Model versions are stored in a structured and versioned manner in stable storage. Each time a model is (re-)trained, all relevant artifacts are saved, including the trained model itself, hyperparameters, tokenizers, translation tables, and the corresponding version of the R code used for training, evaluation, and serving.

This setup acts as our “model registry”, allowing us to keep track of different model versions over time. Once deployed to the rsconnect server, we can switch between these versions, enabling the reproduction of past experiments and consistent rollback if needed.

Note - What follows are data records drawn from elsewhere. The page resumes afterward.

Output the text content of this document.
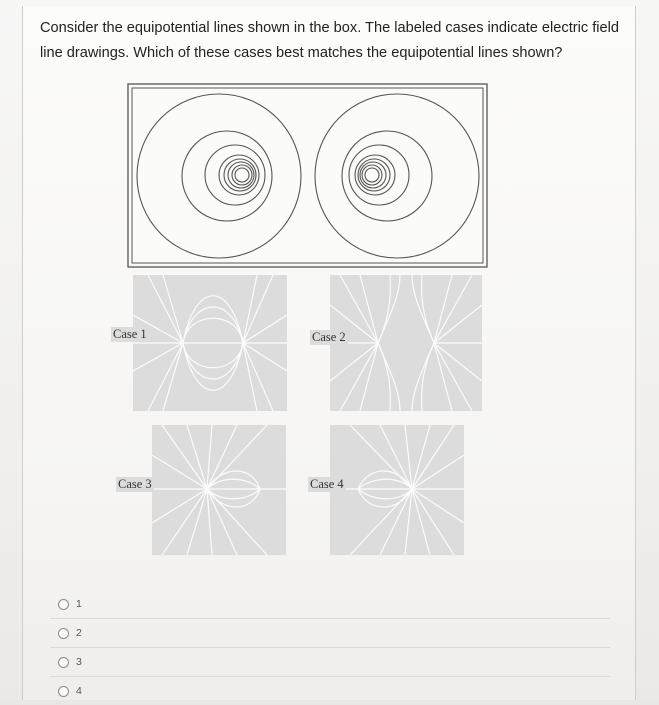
Consider the equipotential lines shown in the box. The labeled cases indicate electric field line drawings. Which of these cases best matches the equipotential lines shown?
Case 1	Case 2
Case 3	Case 4
1
2
3
4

By treating models as versioned artifacts, we ensure that any previously trained model can be reloaded and used at a later point. This makes the production pipeline largely model-agnostic, as the application can serve whichever model version is currently designated for deployment without requiring changes to the surrounding code.

Practical experience: model storage & versioning at Destatis

Cloudera AI offers a model registry for model tracking and management of their lifecycle. This also enables users to roll back to previous model versions if necessary. Similar to model wrapping, the model storage process is simplified, making it easier to store, organize, and deploy models. The model registry is built on MLFlow, much like the component used for tracking model experiments.

MLFlow is also the primary tool in our other development environment (R-Server), where it is used directly, without the interface provided by Cloudera.